Un dettaglio che non torna del tutto. La descrizione NVD indica come affette «le versioni fino alla 2026.3.1», mentre N-able parla di «tutte le versioni precedenti alla 2026.3.1.7». Le due formulazioni non coincidono alla lettera. In caso di dubbio vale la più prudente, cioè quella del produttore.
Un dato di terza mano. Alcune testate di settore — Help Net Security, citando la società di sicurezza Huntress — hanno riferito che a inizio agosto oltre la metà dei server raggiungibili risultava ancora non aggiornata. Non siamo riusciti a leggere direttamente l'analisi originale di Huntress, quindi la riportiamo come informazione non verificata da noi, e non la useremo per trarre conclusioni.
La patch incompleta è il vero soggetto
C'è un motivo per cui questa vicenda merita una categoria a sé rispetto alle decine di CVE che passano ogni settimana. Non è che esistesse una falla: è che era già stata corretta.
Chi aveva aggiornato alla 2026.2 aveva fatto tutto quello che gli era stato chiesto. Aveva la casella spuntata, il numero di versione giusto, il ticket chiuso. La differenza fra quella persona e una che non aveva aggiornato affatto, in questa vicenda, si è rivelata più sottile di quanto chiunque avrebbe scommesso — perché la correzione chiudeva una strada verso il difetto, non il difetto.
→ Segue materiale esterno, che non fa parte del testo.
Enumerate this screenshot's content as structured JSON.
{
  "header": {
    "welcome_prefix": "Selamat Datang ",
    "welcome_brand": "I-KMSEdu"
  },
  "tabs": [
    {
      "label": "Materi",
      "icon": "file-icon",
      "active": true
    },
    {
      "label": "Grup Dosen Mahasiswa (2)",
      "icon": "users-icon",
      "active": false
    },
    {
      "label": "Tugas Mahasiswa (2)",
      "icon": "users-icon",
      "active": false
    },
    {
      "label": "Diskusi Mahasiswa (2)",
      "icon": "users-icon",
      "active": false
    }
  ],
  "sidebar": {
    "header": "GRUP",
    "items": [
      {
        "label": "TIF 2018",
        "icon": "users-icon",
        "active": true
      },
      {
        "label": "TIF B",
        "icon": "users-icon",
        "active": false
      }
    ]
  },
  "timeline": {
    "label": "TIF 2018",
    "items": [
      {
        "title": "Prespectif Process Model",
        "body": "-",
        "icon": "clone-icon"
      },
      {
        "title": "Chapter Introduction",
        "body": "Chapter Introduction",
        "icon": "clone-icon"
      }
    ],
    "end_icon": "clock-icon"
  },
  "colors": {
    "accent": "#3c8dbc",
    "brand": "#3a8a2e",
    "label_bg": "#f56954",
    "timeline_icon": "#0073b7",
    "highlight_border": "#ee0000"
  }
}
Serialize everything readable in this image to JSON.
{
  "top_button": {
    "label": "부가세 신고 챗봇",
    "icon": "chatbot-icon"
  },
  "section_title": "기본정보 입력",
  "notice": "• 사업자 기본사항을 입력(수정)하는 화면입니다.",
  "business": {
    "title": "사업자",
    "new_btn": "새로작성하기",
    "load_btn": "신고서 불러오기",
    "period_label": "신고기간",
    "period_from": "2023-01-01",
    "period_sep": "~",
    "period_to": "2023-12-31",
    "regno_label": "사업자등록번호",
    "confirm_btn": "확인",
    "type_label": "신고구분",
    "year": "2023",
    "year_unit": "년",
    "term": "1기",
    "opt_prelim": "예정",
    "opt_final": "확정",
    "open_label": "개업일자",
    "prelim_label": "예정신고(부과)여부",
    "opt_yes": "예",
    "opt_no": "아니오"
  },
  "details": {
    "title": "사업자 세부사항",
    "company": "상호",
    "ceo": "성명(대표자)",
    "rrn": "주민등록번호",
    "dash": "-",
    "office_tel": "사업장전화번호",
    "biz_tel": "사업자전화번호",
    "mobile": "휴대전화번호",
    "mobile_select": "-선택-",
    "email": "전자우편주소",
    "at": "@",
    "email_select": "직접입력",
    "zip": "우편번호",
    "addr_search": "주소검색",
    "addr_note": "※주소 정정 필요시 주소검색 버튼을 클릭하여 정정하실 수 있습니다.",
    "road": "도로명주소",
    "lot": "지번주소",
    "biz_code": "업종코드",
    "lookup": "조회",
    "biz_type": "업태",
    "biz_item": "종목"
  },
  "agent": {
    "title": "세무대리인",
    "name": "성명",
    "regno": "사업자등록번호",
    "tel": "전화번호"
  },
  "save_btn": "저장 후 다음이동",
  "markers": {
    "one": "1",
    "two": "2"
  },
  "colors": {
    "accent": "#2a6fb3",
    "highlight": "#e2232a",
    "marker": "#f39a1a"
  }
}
È una lezione che si può portare via anche senza usare N-central. Quando un produttore corregge una vulnerabilità di bypass dell'autenticazione, la domanda utile non è "ho applicato la patch?" ma "la patch ha risolto la causa o l'occorrenza?". Nel primo caso avete finito. Nel secondo avete comprato tempo, e in questo caso il tempo comprato è durato dalla 2026.2 fino a domenica scorsa.
C'è poi la parte che vale per chiunque affidi la propria informatica a qualcun altro, e sono quasi tutti. Il fornitore che gestisce le vostre macchine ha, per costruzione, un accesso privilegiato e permanente alla vostra rete. È un accordo ragionevole: è il motivo per cui il servizio funziona. Ma significa che la superficie d'attacco della vostra azienda comprende la console del vostro fornitore, un sistema che non vedete, non aggiornate e non monitorate. Domandare a che versione è, e quando è stata aggiornata, è una domanda legittima da cliente. Questa settimana è anche una domanda urgente.